Two weeks ago, I talked about my intro into reading and fantasy in particular. Today is a bit about my intro into science fiction.
It took me longer to get interested in SF. Science itself was a natural topic; my dad worked for the Forest Service as a land surveyor. We took many trips as a family to State parks and National forests. Lakes, rivers, streams, forests, and caves were all part of my mental canvas, but they lent themselves more toward fantasy.
Space didn't interest me that much as a child. My first memory of thinking about space was the preparations for the Challenger and then watching its explosion on tv during school. I wrote about that memory in a comment on The Sharp Angle several months ago. It was fun following along with the reports until the day of the tragedy. I remember the shock and grief, but once that faded, my interest in space faded with it.
It was my dad a couple years later who got me actively intrigued by science fiction. He didn't believe in us kids hanging around our bedrooms all Saturday, even if we weren't sleeping. Saturdays were for doing things around the house and for family time. So if we weren't up by 10 am, we were gonna be. He would put on a record album (yep, good ole vinyl) and crank the volume up. One of his favorite ones to use for that was Flash Gordon. All of a sudden we would hear this booming from the speakers:
Emperor: Nigel, I'm bored (at least that's the name it sounded like)
[rumble, rumble, rumble]
Adviser: Hahaha Ha Hahaha Most effective Your Majesty. We'll destroy this...Earth.
Emperor: Nigel. I like to play with things awhile. Before annihilation. Ha ha ha ha
[beat, beat, beat, beat, beat, beat, beat, beat]
Flash! Ahh ahh!
So my ascent into a love of SF began with an evil villain's plans and laughter. It was a couple years before I finally saw the movie, but by then I was hooked enough that 80's cheesiness didn't faze me. Granted I was a child of the 80's, but it was still a cheesy movie. Didn't matter.
The next SF story to grab me was Star Wars. I don't remember when I first saw some of it. What I do remember is visiting my grandparents for a week, just my sister and I when I was 11 or 12. (I'd have to find the mini album they made of our trip to find out exactly when.) We visited a local movie rental shop, and they asked us what we wanted to rent. I asked for SW. They were dubious about my interest, but since I insisted I liked it, they rented it anyway. I was enchanted. The following Christmas, they bought me the 3 VHS box set. (I still have it, along with the boxed set of the enhanced rerelease.)
I've discussed before how I got hooked into ST. Much resistance, and finally capitulation. Even with some excellent individual episodes, it's still not my favorite series.
Even with these stories, I didn't start reading much SF. Well, not that I realized at first. Anne McCaffrey was my first SF author with her Pern series. I just didn't realize for years that it fell under SF rather than fantasy. I nibbled at my mom's Andre Norton collection, sampled her ST collection, and tried out various books at her urging. Some were interesting but most failed to entice me for rereading.
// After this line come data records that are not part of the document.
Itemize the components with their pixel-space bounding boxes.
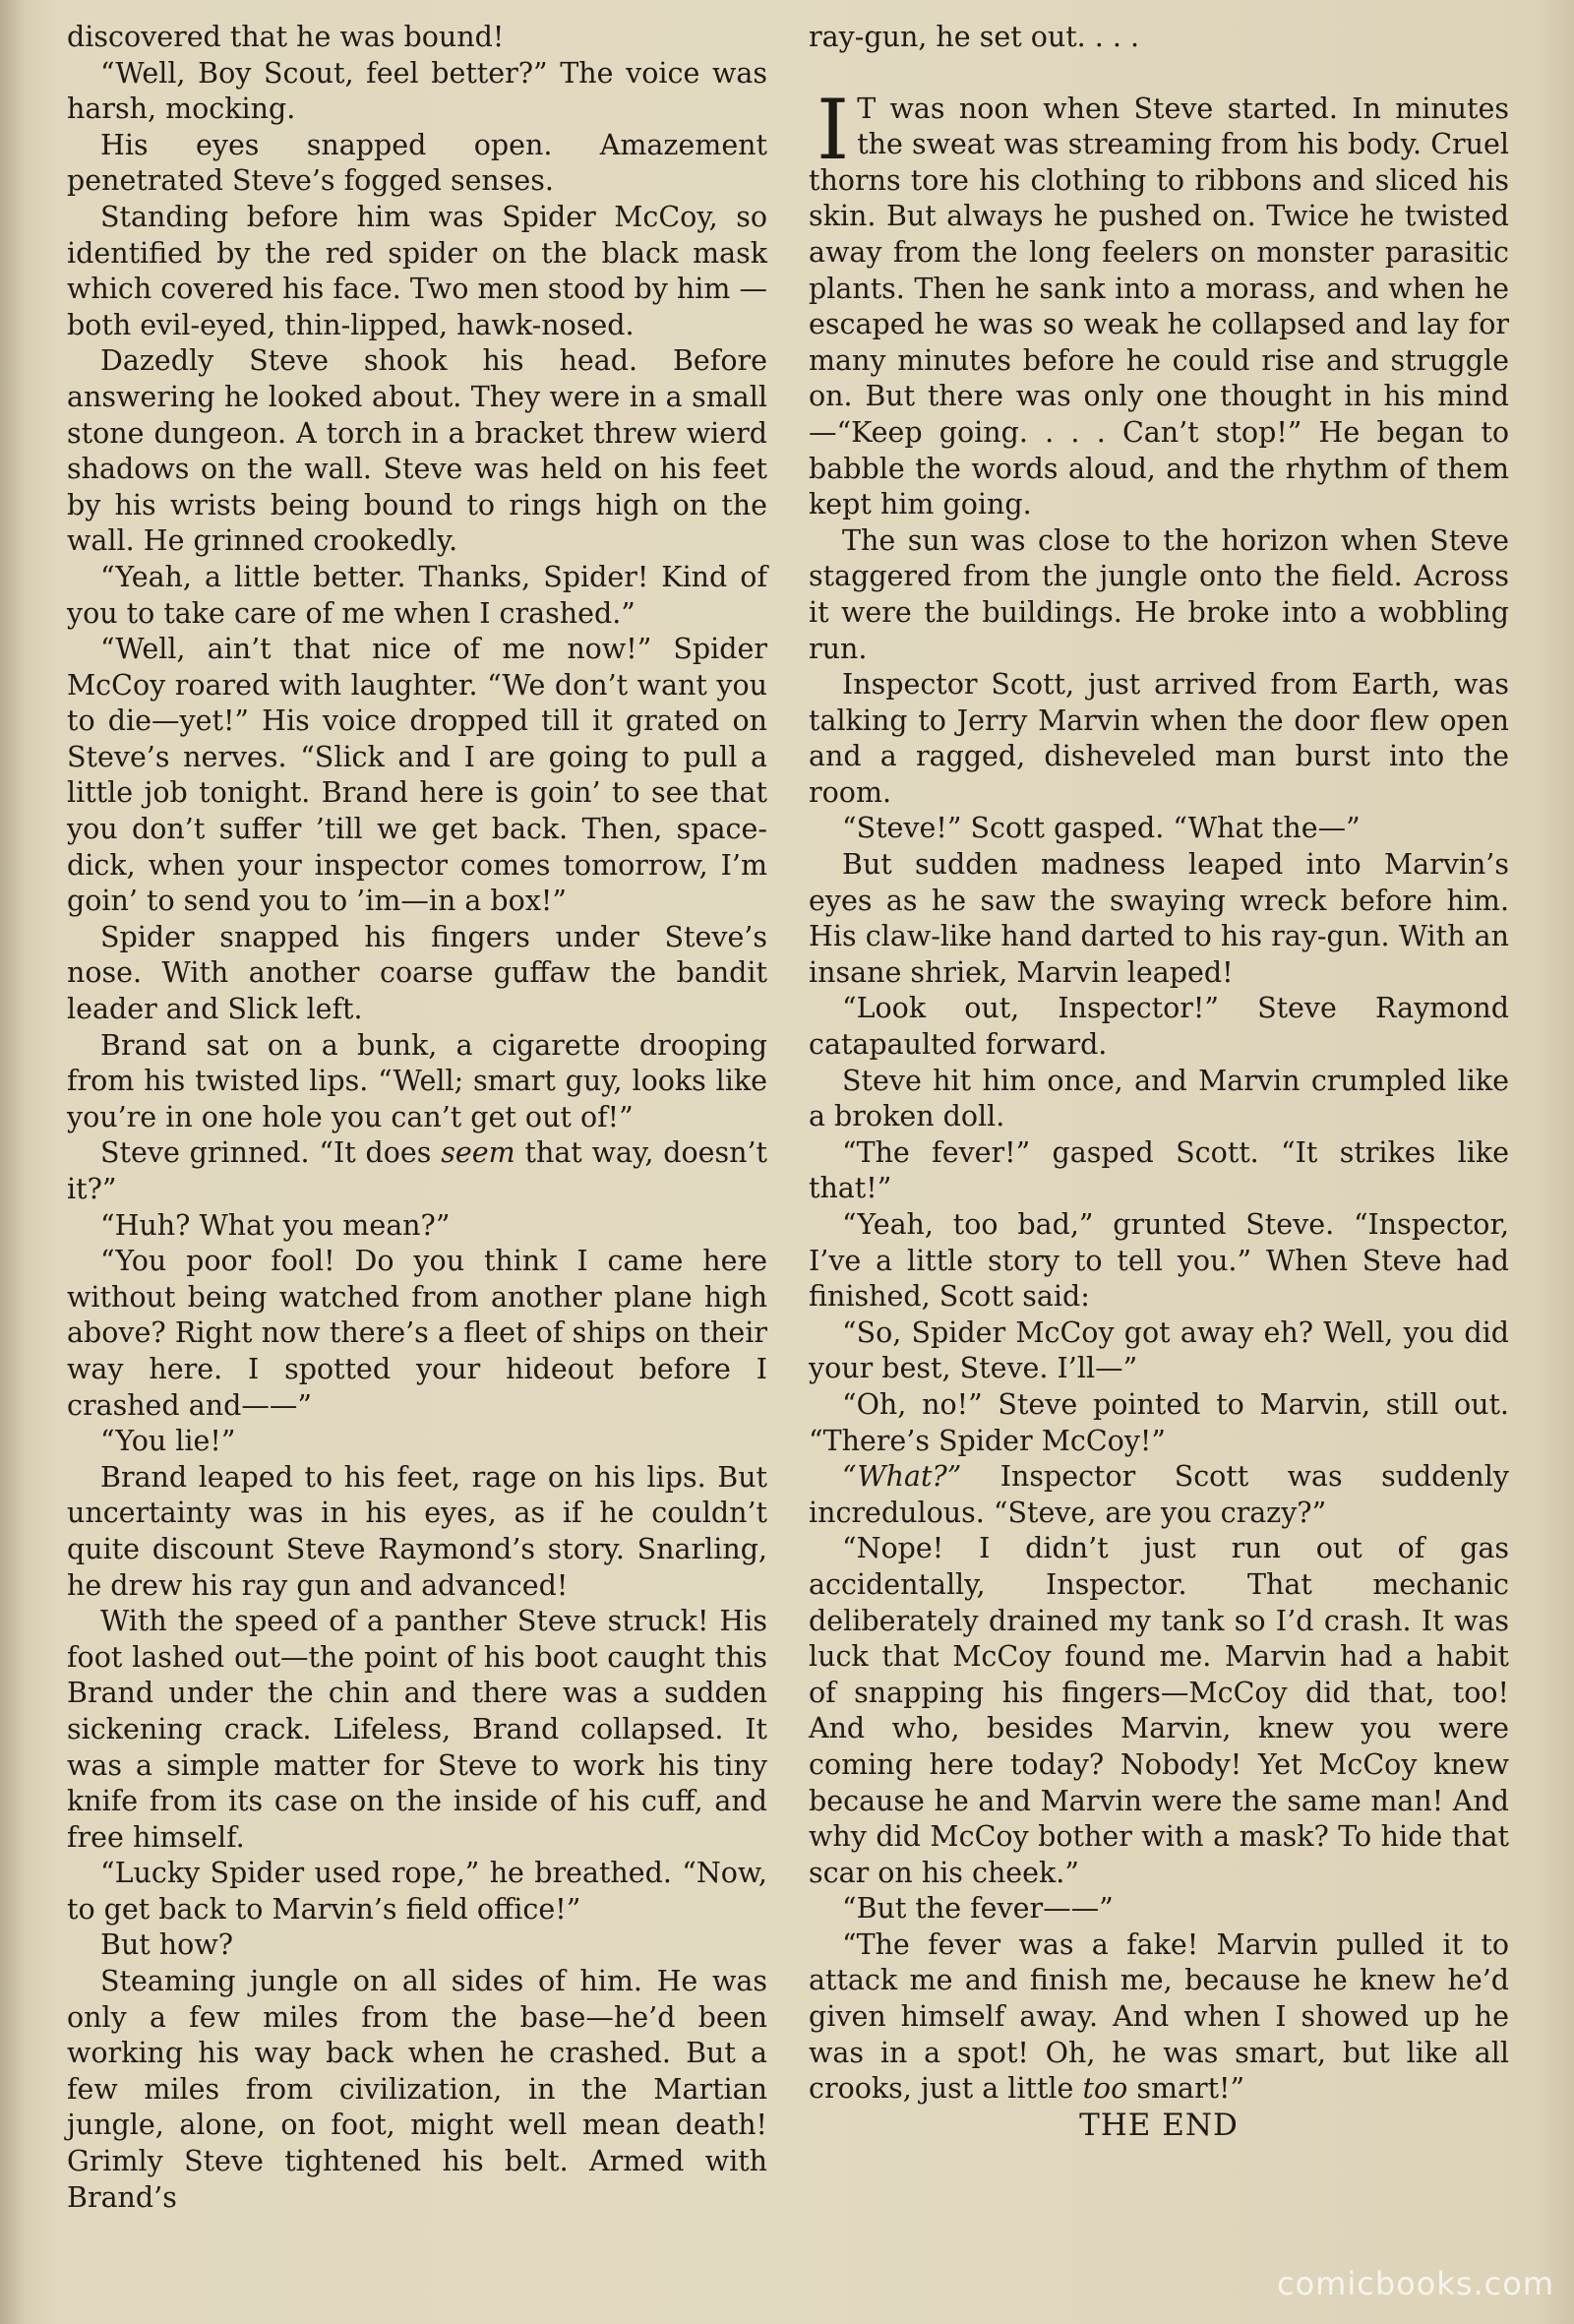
paragraph: “Well, ain’t that nice of me now!” Spider McCoy roared with laughter. “We don’t want you to die—yet!” His voice dropped till it grated on Steve’s nerves. “Slick and I are going to pull a little job tonight. Brand here is goin’ to see that you don’t suffer ’till we get back. Then, space-dick, when your inspector comes tomorrow, I’m goin’ to send you to ’im—in a box!”	[67, 633, 767, 918]
paragraph: “But the fever——”	[842, 1892, 1114, 1926]
paragraph: With the speed of a panther Steve struck! His foot lashed out—the point of his boot caught this Brand under the chin and there was a sudden sickening crack. Lifeless, Brand collapsed. It was a simple matter for Steve to work his tiny knife from its case on the inside of his cuff, and free himself.	[67, 1605, 767, 1854]
paragraph: Steaming jungle on all sides of him. He was only a few miles from the base—he’d been working his way back when he crashed. But a few miles from civilization, in the Martian jungle, alone, on foot, might well mean death! Grimly Steve tightened his belt. Armed with Brand’s	[67, 1965, 767, 2214]
drop-cap: I	[817, 81, 850, 178]
paragraph: Brand sat on a bunk, a cigarette drooping from his twisted lips. “Well; smart guy, looks like you’re in one hole you can’t get out of!”	[67, 1028, 767, 1133]
left-column	[67, 20, 767, 2216]
paragraph: “Lucky Spider used rope,” he breathed. “Now, to get back to Marvin’s field office!”	[67, 1857, 767, 1926]
text-run: T was noon when Steve started. In minutes the sweat was streaming from his body. Cruel thorns tore his clothing to ribbons and sliced his skin. But always he pushed on. Twice he twisted away from the long feelers on monster parasitic plants. Then he sank into a morass, and when he escaped he was so weak he collapsed and lay for many minutes before he could rise and struggle on. But there was only one thought in his mind—“Keep going. . . . Can’t stop!” He began to babble the words aloud, and the rhythm of them kept him going.	[809, 92, 1509, 521]
paragraph: “Oh, no!” Steve pointed to Marvin, still out. “There’s Spider McCoy!”	[809, 1387, 1509, 1457]
paragraph: “Steve!” Scott gasped. “What the—”	[842, 812, 1361, 845]
text-run: Steve grinned. “It does	[100, 1136, 442, 1170]
paragraph	[809, 1459, 1509, 1531]
paragraph: “Look out, Inspector!” Steve Raymond catapaulted forward.	[809, 992, 1509, 1062]
paragraph: “The fever!” gasped Scott. “It strikes like that!”	[809, 1135, 1509, 1205]
paragraph: “You poor fool! Do you think I came here without being watched from another plane high above? Right now there’s a fleet of ships on their way here. I spotted your hideout before I crashed and——”	[67, 1245, 767, 1422]
paragraph: Spider snapped his fingers under Steve’s nose. With another coarse guffaw the bandit leader and Slick left.	[67, 920, 767, 1026]
paragraph: “Huh? What you mean?”	[100, 1208, 451, 1242]
paragraph	[809, 1927, 1509, 2108]
paragraph: His eyes snapped open. Amazement penetrated Steve’s fogged senses.	[67, 128, 767, 198]
right-column	[809, 20, 1509, 2143]
watermark: comicbooks.com	[1276, 2265, 1554, 2302]
italic-text: seem	[441, 1136, 515, 1170]
paragraph: The sun was close to the horizon when Steve staggered from the jungle onto the field. Across it were the buildings. He broke into a wobbling run.	[809, 523, 1509, 665]
text-run: that way, doesn’t it?”	[67, 1136, 767, 1205]
italic-text: too	[1082, 2072, 1128, 2106]
paragraph: Dazedly Steve shook his head. Before answering he looked about. They were in a small stone dungeon. A torch in a bracket threw wierd shadows on the wall. Steve was held on his feet by his wrists being bound to rings high on the wall. He grinned crookedly.	[67, 344, 767, 558]
paragraph: But sudden madness leaped into Marvin’s eyes as he saw the swaying wreck before him. His claw-like hand darted to his ray-gun. With an insane shriek, Marvin leaped!	[809, 848, 1509, 989]
text-run: smart!”	[1127, 2072, 1245, 2106]
paragraph	[67, 1135, 767, 1207]
paragraph: ray-gun, he set out. . . .	[809, 21, 1140, 53]
text-run: “The fever was a fake! Marvin pulled it to attack me and finish me, because he knew he’d given himself away. And when I showed up he was in a spot! Oh, he was smart, but like all crooks, just a little	[809, 1927, 1509, 2106]
paragraph: “Well, Boy Scout, feel better?” The voice was harsh, mocking.	[67, 56, 767, 126]
paragraph: “You lie!”	[100, 1425, 236, 1458]
paragraph: “Nope! I didn’t just run out of gas accidentally, Inspector. That mechanic deliberately drained my tank so I’d crash. It was luck that McCoy found me. Marvin had a habit of snapping his fingers—McCoy did that, too! And who, besides Marvin, knew you were coming here today? Nobody! Yet McCoy knew because he and Marvin were the same man! And why did McCoy bother with a mask? To hide that scar on his cheek.”	[809, 1532, 1509, 1889]
dropcap-paragraph	[809, 81, 1509, 523]
the-end-heading: THE END	[1079, 2107, 1239, 2143]
paragraph: Brand leaped to his feet, rage on his lips. But uncertainty was in his eyes, as if he couldn’t quite discount Steve Raymond’s story. Snarling, he drew his ray gun and advanced!	[67, 1460, 767, 1602]
paragraph: But how?	[100, 1928, 233, 1962]
paragraph: Inspector Scott, just arrived from Earth, was talking to Jerry Marvin when the door flew open and a ragged, disheveled man burst into the room.	[809, 668, 1509, 809]
italic-text: “What?”	[842, 1460, 962, 1494]
paragraph: Standing before him was Spider McCoy, so identified by the red spider on the black mask which covered his face. Two men stood by him —both evil-eyed, thin-lipped, hawk-nosed.	[67, 200, 767, 341]
section-break	[809, 56, 1509, 92]
text-run: Inspector Scott was suddenly incredulous. “Steve, are you crazy?”	[809, 1460, 1509, 1529]
paragraph: Steve hit him once, and Marvin crumpled like a broken doll.	[809, 1064, 1509, 1133]
paragraph: “Yeah, too bad,” grunted Steve. “Inspector, I’ve a little story to tell you.” When Steve had finished, Scott said:	[809, 1208, 1509, 1314]
paragraph: discovered that he was bound!	[67, 21, 505, 53]
paragraph: “So, Spider McCoy got away eh? Well, you did your best, Steve. I’ll—”	[809, 1315, 1509, 1385]
paragraph: “Yeah, a little better. Thanks, Spider! Kind of you to take care of me when I crashed.”	[67, 560, 767, 630]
College was when my passion for SF took another surge. I discovered Babylon 5 during its fifth season. Even more than ST, B5 took on social topics and presented them in the backdrop of another possible version of our future. Mankind was not the top of the pecking order by a long shot. In fact, out of foolish and panicky actions during a first encounter, mankind nearly was wiped out by the Minbari, a much more advanced race. The Babylon station was built to prevent such a near tragedy from occurring again. B5 took on work strikes, raiders, corrupt politicians, religious clashes, and more, all in a believable manner. Characters changed: some died, some left, some became powerful, some were transformed. And that was just among the primary cast. I'll talk more about this amazing show in a later post.
Science fiction brought space back into my thoughts. What we could do if we really did venture out into space. What might happen. Who we might meet. The what-ifs are both frightening and intoxicating. I did my senior thesis on the biological concerns for exploring and settling Mars, because I'd become enamored by space. I read articles, studied pictures, pulled my way through my required physics classes by sheer determination (and a fantabulous professor). I was space crazy.
Some of that shiny enthusiasm has worn down a bit, but I still look for SF stories that reach the heart what really matters: what people will do, whether they are human or alien. I may not be ready to hop aboard a spaceship anytime soon, but I do hold a dream for mankind's future. And outer space is a part of that.
What do you find fascinating about science fiction?